Die größte Barriere übrigens, die es an diesem Abend zu überwinden gilt, ist die zwischen Hoch- und Subkultur. Denn wenn das Triennale-Publikum auf Straßenhelden der türkischen Metropole trifft, dann tobt die alte, kühle Industriehalle eben nicht, anders als ein frischer, verschwitzter Hip-Hop-Club am Bosporus. Das dürfte auch Rapperin Ayben bemerkt haben, die sich mit ihren Beats gefühlt haben muss wie Sido, wenn man ihn aufs Bayreuther Festspielpublikum losließe. Interessierte Blicke, anerkennendes Klatschen, reglose Hinterteile. Das ist die Rapperin, die daheim gemeinsam mit ihrem Bruder Ceza einen Status genießt wie bei uns die Fantastischen Vier, nicht gewohnt. Zumal sie einen gewissen Bekanntheitsgrad durch ihre Beteiligung an Fatih Akins Film „Crossing The Bridge“ genießen sollte.
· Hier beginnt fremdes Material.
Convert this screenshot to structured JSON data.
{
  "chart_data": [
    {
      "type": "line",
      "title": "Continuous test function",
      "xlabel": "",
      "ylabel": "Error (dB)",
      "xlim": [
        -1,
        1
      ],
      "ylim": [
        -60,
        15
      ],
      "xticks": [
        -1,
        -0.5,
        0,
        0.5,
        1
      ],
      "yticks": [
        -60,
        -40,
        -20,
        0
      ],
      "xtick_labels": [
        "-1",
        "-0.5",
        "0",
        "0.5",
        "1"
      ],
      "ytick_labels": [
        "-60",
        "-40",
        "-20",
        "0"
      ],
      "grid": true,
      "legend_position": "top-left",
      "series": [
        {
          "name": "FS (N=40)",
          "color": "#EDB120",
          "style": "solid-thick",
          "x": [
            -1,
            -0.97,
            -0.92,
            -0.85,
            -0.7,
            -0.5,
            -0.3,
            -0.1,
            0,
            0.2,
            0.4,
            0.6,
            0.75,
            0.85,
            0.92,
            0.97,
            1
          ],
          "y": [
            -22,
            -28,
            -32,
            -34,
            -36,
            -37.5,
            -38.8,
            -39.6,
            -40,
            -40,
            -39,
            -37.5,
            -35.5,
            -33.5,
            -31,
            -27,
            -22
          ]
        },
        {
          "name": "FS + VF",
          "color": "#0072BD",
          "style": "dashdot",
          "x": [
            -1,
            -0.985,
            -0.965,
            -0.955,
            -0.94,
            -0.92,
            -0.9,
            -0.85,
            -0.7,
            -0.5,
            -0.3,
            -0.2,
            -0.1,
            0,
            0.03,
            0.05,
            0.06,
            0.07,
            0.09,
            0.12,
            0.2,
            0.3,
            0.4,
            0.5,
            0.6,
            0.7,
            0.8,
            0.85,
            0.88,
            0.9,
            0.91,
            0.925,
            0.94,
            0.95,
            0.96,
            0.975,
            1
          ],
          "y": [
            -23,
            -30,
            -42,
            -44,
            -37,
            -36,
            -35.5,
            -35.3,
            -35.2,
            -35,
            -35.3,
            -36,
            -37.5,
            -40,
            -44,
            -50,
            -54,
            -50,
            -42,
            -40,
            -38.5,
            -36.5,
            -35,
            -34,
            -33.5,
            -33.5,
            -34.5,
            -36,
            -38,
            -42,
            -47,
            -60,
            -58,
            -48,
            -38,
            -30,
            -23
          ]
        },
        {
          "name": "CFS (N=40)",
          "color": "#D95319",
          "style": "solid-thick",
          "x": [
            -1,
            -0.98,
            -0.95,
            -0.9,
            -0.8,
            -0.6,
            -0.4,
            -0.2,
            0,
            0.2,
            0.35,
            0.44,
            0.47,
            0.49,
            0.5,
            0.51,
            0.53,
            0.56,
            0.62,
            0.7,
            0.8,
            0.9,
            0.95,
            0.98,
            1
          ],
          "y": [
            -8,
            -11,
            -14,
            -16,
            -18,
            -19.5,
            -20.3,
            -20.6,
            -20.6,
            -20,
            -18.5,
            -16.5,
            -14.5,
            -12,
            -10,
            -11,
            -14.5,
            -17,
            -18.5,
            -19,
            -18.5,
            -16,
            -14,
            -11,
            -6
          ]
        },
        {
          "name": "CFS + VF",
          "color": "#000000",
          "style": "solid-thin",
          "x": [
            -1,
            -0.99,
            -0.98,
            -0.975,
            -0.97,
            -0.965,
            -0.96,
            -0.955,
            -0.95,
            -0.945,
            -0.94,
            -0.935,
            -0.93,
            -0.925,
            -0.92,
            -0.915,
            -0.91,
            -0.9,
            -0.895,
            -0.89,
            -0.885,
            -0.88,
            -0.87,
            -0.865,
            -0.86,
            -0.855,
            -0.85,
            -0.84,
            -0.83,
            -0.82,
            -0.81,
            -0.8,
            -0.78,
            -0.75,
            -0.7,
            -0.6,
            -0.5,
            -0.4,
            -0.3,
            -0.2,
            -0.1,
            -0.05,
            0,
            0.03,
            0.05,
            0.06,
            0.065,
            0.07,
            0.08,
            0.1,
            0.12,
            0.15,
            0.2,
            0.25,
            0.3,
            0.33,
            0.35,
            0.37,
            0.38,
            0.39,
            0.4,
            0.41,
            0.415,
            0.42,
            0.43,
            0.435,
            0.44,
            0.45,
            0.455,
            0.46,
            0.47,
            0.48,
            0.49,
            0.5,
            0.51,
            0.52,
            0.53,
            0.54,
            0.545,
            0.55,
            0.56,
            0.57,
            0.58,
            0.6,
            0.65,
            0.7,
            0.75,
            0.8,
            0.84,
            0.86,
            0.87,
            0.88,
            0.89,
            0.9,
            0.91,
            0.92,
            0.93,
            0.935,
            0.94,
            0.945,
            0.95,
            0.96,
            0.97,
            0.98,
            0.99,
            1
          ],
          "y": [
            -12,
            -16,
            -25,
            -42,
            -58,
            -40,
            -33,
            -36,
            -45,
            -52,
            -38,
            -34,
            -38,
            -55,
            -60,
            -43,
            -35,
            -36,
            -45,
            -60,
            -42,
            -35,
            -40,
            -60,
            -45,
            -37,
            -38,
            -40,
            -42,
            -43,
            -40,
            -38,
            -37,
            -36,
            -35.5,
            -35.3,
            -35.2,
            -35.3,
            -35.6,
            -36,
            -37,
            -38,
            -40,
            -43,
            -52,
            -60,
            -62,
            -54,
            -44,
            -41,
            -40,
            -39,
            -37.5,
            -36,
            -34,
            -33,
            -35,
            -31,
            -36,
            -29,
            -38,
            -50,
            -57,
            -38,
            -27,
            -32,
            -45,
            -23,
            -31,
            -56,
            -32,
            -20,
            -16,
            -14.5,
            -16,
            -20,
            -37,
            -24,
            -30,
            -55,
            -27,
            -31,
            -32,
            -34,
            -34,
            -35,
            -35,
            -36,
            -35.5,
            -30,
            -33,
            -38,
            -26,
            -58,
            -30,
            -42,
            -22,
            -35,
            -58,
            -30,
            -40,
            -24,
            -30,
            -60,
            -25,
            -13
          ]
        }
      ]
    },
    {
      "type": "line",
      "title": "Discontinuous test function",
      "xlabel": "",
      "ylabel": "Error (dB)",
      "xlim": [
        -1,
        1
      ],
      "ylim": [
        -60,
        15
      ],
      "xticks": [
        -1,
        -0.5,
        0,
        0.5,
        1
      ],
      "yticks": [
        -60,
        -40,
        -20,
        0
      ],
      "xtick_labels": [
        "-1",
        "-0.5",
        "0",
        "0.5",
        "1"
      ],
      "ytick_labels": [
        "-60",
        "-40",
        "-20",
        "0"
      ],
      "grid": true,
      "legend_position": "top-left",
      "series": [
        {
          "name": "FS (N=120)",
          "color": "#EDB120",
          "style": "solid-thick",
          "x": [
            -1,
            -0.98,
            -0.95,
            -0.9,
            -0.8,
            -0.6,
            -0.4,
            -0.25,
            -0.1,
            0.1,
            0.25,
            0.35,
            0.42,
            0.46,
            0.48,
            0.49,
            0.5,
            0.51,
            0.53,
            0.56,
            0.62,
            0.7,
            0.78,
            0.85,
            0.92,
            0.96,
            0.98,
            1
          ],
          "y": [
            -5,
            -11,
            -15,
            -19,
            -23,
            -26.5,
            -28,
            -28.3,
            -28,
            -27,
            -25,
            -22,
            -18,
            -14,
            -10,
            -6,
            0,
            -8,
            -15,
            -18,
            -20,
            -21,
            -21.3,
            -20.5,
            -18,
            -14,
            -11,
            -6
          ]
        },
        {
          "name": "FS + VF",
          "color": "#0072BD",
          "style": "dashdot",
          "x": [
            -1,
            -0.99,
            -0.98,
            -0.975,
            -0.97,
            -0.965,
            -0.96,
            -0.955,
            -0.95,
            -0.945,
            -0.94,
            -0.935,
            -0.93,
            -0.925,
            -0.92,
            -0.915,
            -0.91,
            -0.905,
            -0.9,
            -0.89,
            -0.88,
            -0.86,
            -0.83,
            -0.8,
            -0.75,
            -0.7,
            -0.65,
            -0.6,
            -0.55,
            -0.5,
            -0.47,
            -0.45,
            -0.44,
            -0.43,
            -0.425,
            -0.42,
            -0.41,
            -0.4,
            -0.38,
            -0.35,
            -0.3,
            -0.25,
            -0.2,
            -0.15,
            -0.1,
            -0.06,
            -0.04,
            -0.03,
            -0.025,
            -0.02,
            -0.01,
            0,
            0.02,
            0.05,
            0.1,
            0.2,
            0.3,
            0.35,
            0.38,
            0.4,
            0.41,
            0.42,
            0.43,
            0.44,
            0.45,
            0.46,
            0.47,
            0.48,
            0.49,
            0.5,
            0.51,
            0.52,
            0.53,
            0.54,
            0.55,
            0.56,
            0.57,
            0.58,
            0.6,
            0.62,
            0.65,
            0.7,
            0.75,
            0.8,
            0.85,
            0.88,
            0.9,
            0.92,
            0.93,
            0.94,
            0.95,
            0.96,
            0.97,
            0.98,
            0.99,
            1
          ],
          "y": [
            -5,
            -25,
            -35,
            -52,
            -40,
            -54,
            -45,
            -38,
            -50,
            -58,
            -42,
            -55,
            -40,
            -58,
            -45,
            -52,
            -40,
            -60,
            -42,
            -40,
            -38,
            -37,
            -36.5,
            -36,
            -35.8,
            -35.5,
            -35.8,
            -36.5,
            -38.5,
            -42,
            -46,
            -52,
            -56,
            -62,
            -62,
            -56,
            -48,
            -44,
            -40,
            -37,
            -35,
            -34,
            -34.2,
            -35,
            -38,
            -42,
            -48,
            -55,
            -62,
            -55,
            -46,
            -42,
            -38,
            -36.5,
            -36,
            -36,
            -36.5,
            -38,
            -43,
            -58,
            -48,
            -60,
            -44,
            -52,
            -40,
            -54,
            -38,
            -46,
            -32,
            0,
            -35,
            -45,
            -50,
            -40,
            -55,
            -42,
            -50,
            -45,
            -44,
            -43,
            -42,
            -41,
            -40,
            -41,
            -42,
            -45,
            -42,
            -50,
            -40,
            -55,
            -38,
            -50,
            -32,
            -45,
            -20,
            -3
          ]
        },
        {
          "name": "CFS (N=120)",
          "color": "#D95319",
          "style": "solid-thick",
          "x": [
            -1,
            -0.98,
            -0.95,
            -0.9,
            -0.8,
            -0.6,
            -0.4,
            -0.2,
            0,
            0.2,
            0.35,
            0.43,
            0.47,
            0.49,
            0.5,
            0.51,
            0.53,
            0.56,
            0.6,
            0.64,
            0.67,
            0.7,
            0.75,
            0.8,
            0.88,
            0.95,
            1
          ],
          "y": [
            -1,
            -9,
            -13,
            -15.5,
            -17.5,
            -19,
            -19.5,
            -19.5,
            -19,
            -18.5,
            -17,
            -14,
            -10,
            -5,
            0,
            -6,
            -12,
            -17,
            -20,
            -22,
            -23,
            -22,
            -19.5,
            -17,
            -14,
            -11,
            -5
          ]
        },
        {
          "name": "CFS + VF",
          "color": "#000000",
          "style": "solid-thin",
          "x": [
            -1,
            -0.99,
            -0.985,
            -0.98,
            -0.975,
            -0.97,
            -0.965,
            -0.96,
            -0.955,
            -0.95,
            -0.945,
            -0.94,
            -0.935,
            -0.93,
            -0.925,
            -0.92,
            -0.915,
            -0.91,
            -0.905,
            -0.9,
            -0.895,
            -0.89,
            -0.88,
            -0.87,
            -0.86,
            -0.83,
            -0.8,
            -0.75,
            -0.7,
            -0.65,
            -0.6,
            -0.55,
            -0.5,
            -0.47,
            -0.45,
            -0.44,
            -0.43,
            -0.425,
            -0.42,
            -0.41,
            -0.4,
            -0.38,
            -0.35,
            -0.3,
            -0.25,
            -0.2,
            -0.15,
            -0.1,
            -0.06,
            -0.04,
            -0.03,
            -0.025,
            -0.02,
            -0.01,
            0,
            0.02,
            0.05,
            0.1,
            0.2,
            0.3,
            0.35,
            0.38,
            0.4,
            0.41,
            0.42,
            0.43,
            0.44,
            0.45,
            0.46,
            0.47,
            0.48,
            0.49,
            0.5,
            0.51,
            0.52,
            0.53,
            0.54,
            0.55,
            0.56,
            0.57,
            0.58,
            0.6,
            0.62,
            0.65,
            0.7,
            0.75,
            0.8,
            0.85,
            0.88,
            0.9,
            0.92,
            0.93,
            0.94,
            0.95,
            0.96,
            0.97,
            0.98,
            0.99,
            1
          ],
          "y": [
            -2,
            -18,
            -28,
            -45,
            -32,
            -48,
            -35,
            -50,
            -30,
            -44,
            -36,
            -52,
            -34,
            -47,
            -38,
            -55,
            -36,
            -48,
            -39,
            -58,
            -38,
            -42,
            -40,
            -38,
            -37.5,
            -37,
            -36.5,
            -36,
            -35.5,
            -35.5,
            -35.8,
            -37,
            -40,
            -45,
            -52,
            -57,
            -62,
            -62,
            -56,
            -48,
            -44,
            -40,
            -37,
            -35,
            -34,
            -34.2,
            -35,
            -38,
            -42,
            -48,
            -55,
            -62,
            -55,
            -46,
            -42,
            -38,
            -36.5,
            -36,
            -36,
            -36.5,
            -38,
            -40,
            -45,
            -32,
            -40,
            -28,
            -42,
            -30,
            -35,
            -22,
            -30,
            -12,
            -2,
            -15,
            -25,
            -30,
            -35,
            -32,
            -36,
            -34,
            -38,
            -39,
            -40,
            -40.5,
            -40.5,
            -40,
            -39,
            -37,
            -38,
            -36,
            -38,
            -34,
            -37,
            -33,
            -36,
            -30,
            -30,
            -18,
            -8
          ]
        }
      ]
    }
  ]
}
Nein, um auch Hinterteile zu bewegen, musste Baba Zula kommen. Ebenfalls bekannt aus Akins Film, mühte sich das Trio, mit türkischen Rhythmen, mit psychedelischen Saz-Akkorden und mit Bauchtänzerinnen, das Publikum von den Sitzen zu holen. Das änderte sich erst, als sich Saz-Zupfer Murat Ertel mit einer Bauchtänzerin auf einen Rollwagen stellte, um darauf das Publikum zu umrunden. Immerhin die Hälfte der Zuschauer stand auf und merkte, dass man sich zum Sound von Baba Zula exzellent bewegen kann.

Was nach viereinhalb Stunden Programm zu einer weiteren, schönen Schlussfolgerung über das Verhältnis von Deutschen und Türken führt: Integration ist dann am schönsten, wenn man dazu tanzen kann.